Quatre millions d’euros : sur le papier, cela ressemble déjà à un séisme. Pour une société de sécurité privée, c’est le genre de chiffre qui fait tourner les têtes et affole les colonnes des états financiers. Les dernières révélations sur la fraude massive qui éclabousse ce secteur secouent jusqu’aux services de l’État, soulignant une accélération des contrôles là où, jadis, l’opacité semblait régner sans partage.
Des investigations sans répit
L’affaire a été examinée sous toutes les coutures par le tribunal correctionnel de Saint-Brieuc : huit prévenus sur le banc et une quarantaine de délits relevés. Sanction immédiate : des peines de prison avec sursis allant de deux mois à deux ans, mais aussi des interdictions de gérer. La saisie judiciaire de 8 maisons et immeubles d’une valeur de 1.8 million d’euros a aussi été actée. Une opération coup de poing qui vient mettre en lumière la solidité du dispositif de riposte.
Tout débute par un signalement venu du fisc. Une poignée de sociétés de sécurité déposent le bilan à une cadence qui intrigue. La brigade de recherches de Saint-Brieuc prend le dossier en main, remonte la piste et tombe sur la société SPS49, implantée dans le Maine-et-Loire. Leur stratagème : émettre de fausses factures vers une autre entreprise, Delta, sans la moindre trace écrite.

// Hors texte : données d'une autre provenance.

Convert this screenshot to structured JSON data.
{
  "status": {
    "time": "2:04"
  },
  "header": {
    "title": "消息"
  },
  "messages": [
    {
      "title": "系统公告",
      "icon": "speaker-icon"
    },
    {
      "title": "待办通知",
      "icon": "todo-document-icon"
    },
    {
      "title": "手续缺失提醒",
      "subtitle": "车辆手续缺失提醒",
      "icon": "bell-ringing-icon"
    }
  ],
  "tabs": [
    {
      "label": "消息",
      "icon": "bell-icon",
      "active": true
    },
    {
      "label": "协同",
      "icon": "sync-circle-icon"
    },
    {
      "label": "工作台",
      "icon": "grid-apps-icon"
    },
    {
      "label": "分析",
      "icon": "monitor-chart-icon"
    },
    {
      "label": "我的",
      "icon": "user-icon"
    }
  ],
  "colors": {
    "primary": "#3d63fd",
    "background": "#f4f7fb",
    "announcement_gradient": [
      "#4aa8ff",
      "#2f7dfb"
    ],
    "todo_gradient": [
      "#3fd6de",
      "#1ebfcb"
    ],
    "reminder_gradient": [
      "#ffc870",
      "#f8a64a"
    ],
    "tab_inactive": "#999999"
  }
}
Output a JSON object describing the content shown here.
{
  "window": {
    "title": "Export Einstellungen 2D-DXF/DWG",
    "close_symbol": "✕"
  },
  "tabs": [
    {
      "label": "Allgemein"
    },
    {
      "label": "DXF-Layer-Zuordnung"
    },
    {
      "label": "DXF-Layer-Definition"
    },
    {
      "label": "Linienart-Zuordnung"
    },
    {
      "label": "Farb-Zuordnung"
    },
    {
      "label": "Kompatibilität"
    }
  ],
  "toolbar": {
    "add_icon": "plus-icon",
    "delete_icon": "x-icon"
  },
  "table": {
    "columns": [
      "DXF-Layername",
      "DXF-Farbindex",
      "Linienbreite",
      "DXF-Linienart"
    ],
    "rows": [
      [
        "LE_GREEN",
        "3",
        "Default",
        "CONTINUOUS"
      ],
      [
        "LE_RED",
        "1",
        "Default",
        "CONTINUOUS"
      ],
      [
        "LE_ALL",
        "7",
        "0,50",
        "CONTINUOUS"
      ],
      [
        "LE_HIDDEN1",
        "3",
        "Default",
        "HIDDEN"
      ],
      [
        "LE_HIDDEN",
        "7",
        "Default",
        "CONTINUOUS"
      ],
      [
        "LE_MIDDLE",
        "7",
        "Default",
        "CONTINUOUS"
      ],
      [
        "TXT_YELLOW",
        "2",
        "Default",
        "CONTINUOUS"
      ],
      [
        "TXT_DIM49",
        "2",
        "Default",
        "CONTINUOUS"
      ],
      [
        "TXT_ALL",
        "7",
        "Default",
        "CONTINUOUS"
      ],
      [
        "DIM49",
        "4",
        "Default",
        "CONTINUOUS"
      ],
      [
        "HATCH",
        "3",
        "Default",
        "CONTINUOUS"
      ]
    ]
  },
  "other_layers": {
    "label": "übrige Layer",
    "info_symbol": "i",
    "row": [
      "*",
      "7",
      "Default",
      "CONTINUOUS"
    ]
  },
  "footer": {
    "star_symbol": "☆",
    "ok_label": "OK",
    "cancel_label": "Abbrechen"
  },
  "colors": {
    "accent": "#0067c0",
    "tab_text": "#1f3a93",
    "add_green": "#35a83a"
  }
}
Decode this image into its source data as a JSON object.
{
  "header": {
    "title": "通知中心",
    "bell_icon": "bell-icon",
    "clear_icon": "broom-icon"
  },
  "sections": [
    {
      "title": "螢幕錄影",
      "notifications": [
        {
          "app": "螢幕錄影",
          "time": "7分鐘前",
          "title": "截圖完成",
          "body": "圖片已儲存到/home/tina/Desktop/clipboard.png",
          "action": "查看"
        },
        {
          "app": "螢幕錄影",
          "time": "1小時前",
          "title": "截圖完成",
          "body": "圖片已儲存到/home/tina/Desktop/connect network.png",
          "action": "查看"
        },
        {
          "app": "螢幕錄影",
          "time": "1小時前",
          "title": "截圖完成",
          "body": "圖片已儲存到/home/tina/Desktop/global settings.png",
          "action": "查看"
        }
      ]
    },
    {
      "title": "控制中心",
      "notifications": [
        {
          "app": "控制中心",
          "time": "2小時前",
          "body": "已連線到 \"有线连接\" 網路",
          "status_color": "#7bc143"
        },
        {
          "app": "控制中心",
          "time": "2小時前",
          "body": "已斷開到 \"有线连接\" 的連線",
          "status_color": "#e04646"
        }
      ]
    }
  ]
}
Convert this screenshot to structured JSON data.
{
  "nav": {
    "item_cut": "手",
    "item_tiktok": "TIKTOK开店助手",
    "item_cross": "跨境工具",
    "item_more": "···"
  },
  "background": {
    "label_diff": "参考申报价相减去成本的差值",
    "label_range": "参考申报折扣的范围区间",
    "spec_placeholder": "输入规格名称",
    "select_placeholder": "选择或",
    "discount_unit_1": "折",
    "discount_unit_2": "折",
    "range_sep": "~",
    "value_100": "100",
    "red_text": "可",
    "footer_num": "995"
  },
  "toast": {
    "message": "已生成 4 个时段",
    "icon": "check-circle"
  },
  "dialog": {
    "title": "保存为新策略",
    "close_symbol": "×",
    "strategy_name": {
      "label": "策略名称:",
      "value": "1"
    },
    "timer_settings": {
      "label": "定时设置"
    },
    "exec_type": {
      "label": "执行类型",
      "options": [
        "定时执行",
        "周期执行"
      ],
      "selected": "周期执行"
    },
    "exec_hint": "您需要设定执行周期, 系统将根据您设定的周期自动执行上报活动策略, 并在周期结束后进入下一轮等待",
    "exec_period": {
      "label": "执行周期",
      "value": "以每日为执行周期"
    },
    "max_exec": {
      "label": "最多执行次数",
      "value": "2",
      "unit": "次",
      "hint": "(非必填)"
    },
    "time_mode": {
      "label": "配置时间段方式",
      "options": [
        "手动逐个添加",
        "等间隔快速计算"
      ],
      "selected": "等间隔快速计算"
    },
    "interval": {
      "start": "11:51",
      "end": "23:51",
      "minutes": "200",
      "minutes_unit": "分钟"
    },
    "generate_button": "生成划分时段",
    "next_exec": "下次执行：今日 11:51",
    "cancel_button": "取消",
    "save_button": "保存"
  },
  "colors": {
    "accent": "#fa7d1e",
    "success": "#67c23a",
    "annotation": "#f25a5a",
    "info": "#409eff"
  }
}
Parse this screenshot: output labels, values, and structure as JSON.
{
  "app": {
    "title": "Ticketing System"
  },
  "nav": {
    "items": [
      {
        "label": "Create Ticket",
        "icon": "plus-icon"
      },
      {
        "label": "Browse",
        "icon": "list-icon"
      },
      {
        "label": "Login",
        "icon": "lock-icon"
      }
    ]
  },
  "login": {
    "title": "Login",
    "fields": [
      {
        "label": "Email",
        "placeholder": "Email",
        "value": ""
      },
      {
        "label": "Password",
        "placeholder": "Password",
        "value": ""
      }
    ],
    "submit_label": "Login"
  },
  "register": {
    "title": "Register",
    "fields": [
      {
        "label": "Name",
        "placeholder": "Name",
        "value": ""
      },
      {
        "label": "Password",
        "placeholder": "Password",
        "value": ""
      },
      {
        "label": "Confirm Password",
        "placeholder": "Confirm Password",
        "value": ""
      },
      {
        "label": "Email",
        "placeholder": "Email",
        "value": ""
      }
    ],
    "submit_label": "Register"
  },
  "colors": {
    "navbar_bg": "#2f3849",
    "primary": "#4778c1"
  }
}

L’argent s’évapore, le réseau se referme sur lui-même. La mécanique frauduleuse ne tient pas longtemps face aux enquêteurs, et l’édifice s’effondre sous le poids des preuves.
Sur mesure, dupliqué, dissimulé
Au cœur de ce dispositif, une figure déjà familière aux juges : une comptable installée à Paris, dont le goût pour les arrangements a déjà été sanctionné à Versailles pour escroquerie et travail au noir. Elle fabrique des bilans et des résultats financiers fictifs, maniant chiffres et signatures comme autant de paravents à la justice. Ici, l’industrialisation du faux prend une ampleur nouvelle.
Les enquêteurs de l’agence Sanegon à Lille découvrent d’ailleurs que la dérive ne s’arrête pas là : chez un autre client, elle a discrètement détourné plus de 190 000 euros, profitant de son accès aux comptes pour vider tranquillement la caisse.
La chaîne des bénéficiaires rattrapée
Le filet ne s’est pas refermé uniquement sur les instigateurs. Toute personne ayant touché ou profité de l’argent détourné, même le dernier dirigeant arrivé dans la tempête, doit aujourd’hui répondre de ses actes. L’exemple est révélateur : ce nouveau gérant, tout juste débarqué, n’a pas hésité à investir dans une friterie avec l’argent de la société et à s’offrir un mariage sur fonds détournés, traiteur compris. On saisit alors à quel point le système avait infiltré les moindres recoins de l’entreprise. La suite de la procédure fiscale n’a pas fini de livrer ses surprises, et la riposte judiciaire pourrait bien continuer à ébranler tout un écosystème qui pensait pouvoir échapper encore un temps au radar de la loi.